Rock foliation in the Miners Delight formation seen on the side of hills from Rock Creek
(photo by the GemHunter.webs.com).
One large paleoplacer (with reworked gold deposits, or placers) is found south of the South Pass greenstone belt. This is the Dickie Springs-Oregon Buttes paleoplacer and the greenstone belt continues under this large paleoplacer. In 1978, a few members of the US Geological Survey astounded the geological community when they suggested this paleoplacer contained as much as 28.5 million ounces of gold! If valid, that would make this one of the larger gold deposits in the US. But little exploration has occurred of the gold deposit because of its size and lack of water. Even so, past information suggests that reworked portions of the paleoplacer near Dickie Springs (42°18'30"N; 108°51’48"W) has more than a million ounces of gold. This should provide some exciting gold prospecting opportunities. Not only is their gold in the paleoplacer, but in places it has been reworked in modern drainages and there should be ample supplies of gold in drainages in the area. 
Examination of the gravel in the Dickie Springs -
Oregon Buttes paleoplacer to the south of South Pass
at Dickie Springs (photo by the GemHunter).

One of the more popular areas is Dickie Springs because it has water, and gold has been mined in that region in the historical past as well as in recent years. To find Dickie Springs, do a Google Earth search for “Dickie Springs, Fremont County, Wyoming”. When you arrive at the spot, note that Dickie Springs sits in a drainage that flows to the northeast to the Sweetwater River at the edge of the exposed portion of the South Pass greenstone belt (and its not the only drainage). 

Now keep in mind: there is not only a world-class paleoplacer gold deposit siting along the southern edge of the South Pass greenstone belt, but there is also a hidden, world-class, lode gold deposit in this region that supplied the  gold to the paleoplacer. And greenstone belts are known for major gold deposits. So, where is this deposit? Several years ago, Hecla Mining had a possible lead, but their project was terminated by managment.

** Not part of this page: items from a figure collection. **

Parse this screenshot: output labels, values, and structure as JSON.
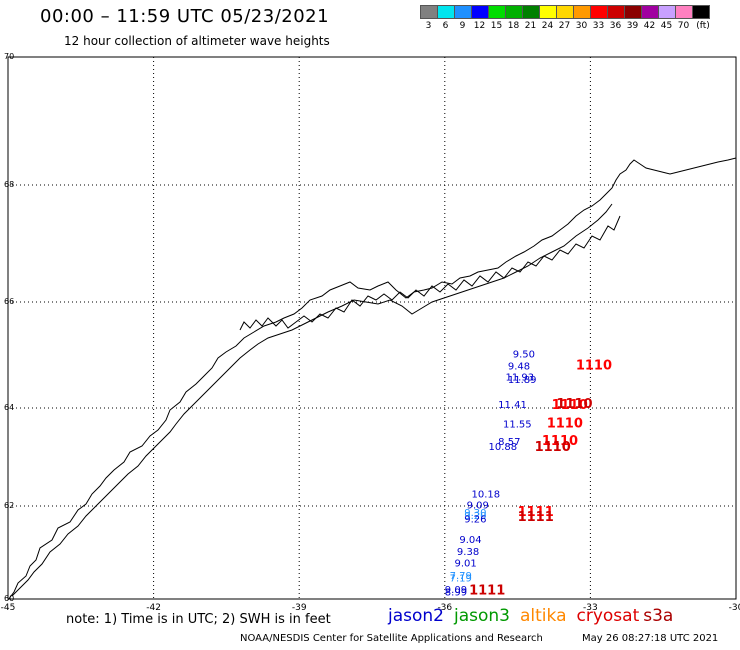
{
  "header": {
    "title": "00:00 – 11:59 UTC 05/23/2021",
    "subtitle": "12 hour collection of altimeter wave heights"
  },
  "color_scale": {
    "unit_label": "(ft)",
    "bins": [
      {
        "label": "3",
        "color": "#808080"
      },
      {
        "label": "6",
        "color": "#00e5ee"
      },
      {
        "label": "9",
        "color": "#1e90ff"
      },
      {
        "label": "12",
        "color": "#0000ff"
      },
      {
        "label": "15",
        "color": "#00dd00"
      },
      {
        "label": "18",
        "color": "#00b000"
      },
      {
        "label": "21",
        "color": "#008000"
      },
      {
        "label": "24",
        "color": "#ffff00"
      },
      {
        "label": "27",
        "color": "#ffd700"
      },
      {
        "label": "30",
        "color": "#ff9900"
      },
      {
        "label": "33",
        "color": "#ff0000"
      },
      {
        "label": "36",
        "color": "#cc0000"
      },
      {
        "label": "39",
        "color": "#8b0000"
      },
      {
        "label": "42",
        "color": "#a000a0"
      },
      {
        "label": "45",
        "color": "#c8a0ff"
      },
      {
        "label": "70",
        "color": "#ff80c0"
      },
      {
        "label": "",
        "color": "#000000"
      }
    ]
  },
  "map": {
    "lon_labels": [
      "-45",
      "-42",
      "-39",
      "-36",
      "-33",
      "-30"
    ],
    "lat_labels": [
      "70",
      "68",
      "66",
      "64",
      "62",
      "60"
    ],
    "lon_range": [
      -45,
      -30
    ],
    "lat_range": [
      60,
      70
    ]
  },
  "observations": [
    {
      "value": "9.50",
      "lon": -34.6,
      "lat": 64.95,
      "color": "#0000cc"
    },
    {
      "value": "9.48",
      "lon": -34.7,
      "lat": 64.73,
      "color": "#0000cc"
    },
    {
      "value": "11.93",
      "lon": -34.75,
      "lat": 64.52,
      "color": "#0000cc"
    },
    {
      "value": "11.89",
      "lon": -34.7,
      "lat": 64.47,
      "color": "#0000cc"
    },
    {
      "value": "11.41",
      "lon": -34.9,
      "lat": 64.0,
      "color": "#0000cc"
    },
    {
      "value": "11.55",
      "lon": -34.8,
      "lat": 63.6,
      "color": "#0000cc"
    },
    {
      "value": "8.57",
      "lon": -34.9,
      "lat": 63.25,
      "color": "#0000cc"
    },
    {
      "value": "10.88",
      "lon": -35.1,
      "lat": 63.14,
      "color": "#0000cc"
    },
    {
      "value": "10.18",
      "lon": -35.45,
      "lat": 62.17,
      "color": "#0000cc"
    },
    {
      "value": "9.09",
      "lon": -35.55,
      "lat": 61.95,
      "color": "#0000cc"
    },
    {
      "value": "9.30",
      "lon": -35.6,
      "lat": 61.78,
      "color": "#1e90ff"
    },
    {
      "value": "9.20",
      "lon": -35.6,
      "lat": 61.72,
      "color": "#1e90ff"
    },
    {
      "value": "9.26",
      "lon": -35.6,
      "lat": 61.64,
      "color": "#0000cc"
    },
    {
      "value": "9.04",
      "lon": -35.7,
      "lat": 61.2,
      "color": "#0000cc"
    },
    {
      "value": "9.38",
      "lon": -35.75,
      "lat": 60.95,
      "color": "#0000cc"
    },
    {
      "value": "9.01",
      "lon": -35.8,
      "lat": 60.7,
      "color": "#0000cc"
    },
    {
      "value": "7.79",
      "lon": -35.9,
      "lat": 60.43,
      "color": "#1e90ff"
    },
    {
      "value": "7.19",
      "lon": -35.9,
      "lat": 60.38,
      "color": "#1e90ff"
    },
    {
      "value": "9.09",
      "lon": -36.0,
      "lat": 60.13,
      "color": "#0000cc"
    },
    {
      "value": "8.99",
      "lon": -36.0,
      "lat": 60.08,
      "color": "#0000cc"
    },
    {
      "value": "1110",
      "lon": -33.3,
      "lat": 64.73,
      "color": "#ff0000",
      "bold": true
    },
    {
      "value": "1110",
      "lon": -33.8,
      "lat": 63.98,
      "color": "#ff0000",
      "bold": true
    },
    {
      "value": "1110",
      "lon": -33.7,
      "lat": 64.0,
      "color": "#cc0000",
      "bold": true
    },
    {
      "value": "1110",
      "lon": -33.9,
      "lat": 63.6,
      "color": "#ff0000",
      "bold": true
    },
    {
      "value": "1110",
      "lon": -34.0,
      "lat": 63.25,
      "color": "#ff0000",
      "bold": true
    },
    {
      "value": "1110",
      "lon": -34.15,
      "lat": 63.12,
      "color": "#cc0000",
      "bold": true
    },
    {
      "value": "1111",
      "lon": -34.5,
      "lat": 61.78,
      "color": "#ff0000",
      "bold": true
    },
    {
      "value": "1111",
      "lon": -34.5,
      "lat": 61.68,
      "color": "#cc0000",
      "bold": true
    },
    {
      "value": "1111",
      "lon": -35.5,
      "lat": 60.1,
      "color": "#cc0000",
      "bold": true
    }
  ],
  "satellites": [
    {
      "name": "jason2",
      "color": "#0000cc"
    },
    {
      "name": "jason3",
      "color": "#009900"
    },
    {
      "name": "altika",
      "color": "#ff8800"
    },
    {
      "name": "cryosat",
      "color": "#dd0000"
    },
    {
      "name": "s3a",
      "color": "#aa0000"
    }
  ],
  "footer": {
    "note": "note:  1) Time is in UTC; 2) SWH is in feet",
    "credit": "NOAA/NESDIS Center for Satellite Applications and Research",
    "timestamp": "May 26 08:27:18 UTC 2021"
  }
}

It will likely take detailed geophysical surveys and drilling to find it (or is there more than one?).

Dave Freitag shows a vial of gold recovered from his paleoplacer gold
property at Dickie Springs (photo by the GemHunter).
Oregon Buttes lit up by sunshine. View from South Pass (photo by the
GemHunter).
Gold from the Dickie Springs paleoplacer - photo courtesy of Dr. J. David Love. 

Generalized geological map of the Wyoming
Province should the location of greenstone belts
in Wyoming. South Pass lies in Western Wyoming
at the southern tip of the Wind River Mountains.

The GemHunter lectures to a group of gold prospectors about the geology and gold deposits of the South Pass greenstone
belt and associated paleoplacers (photo courtesy of David Miller).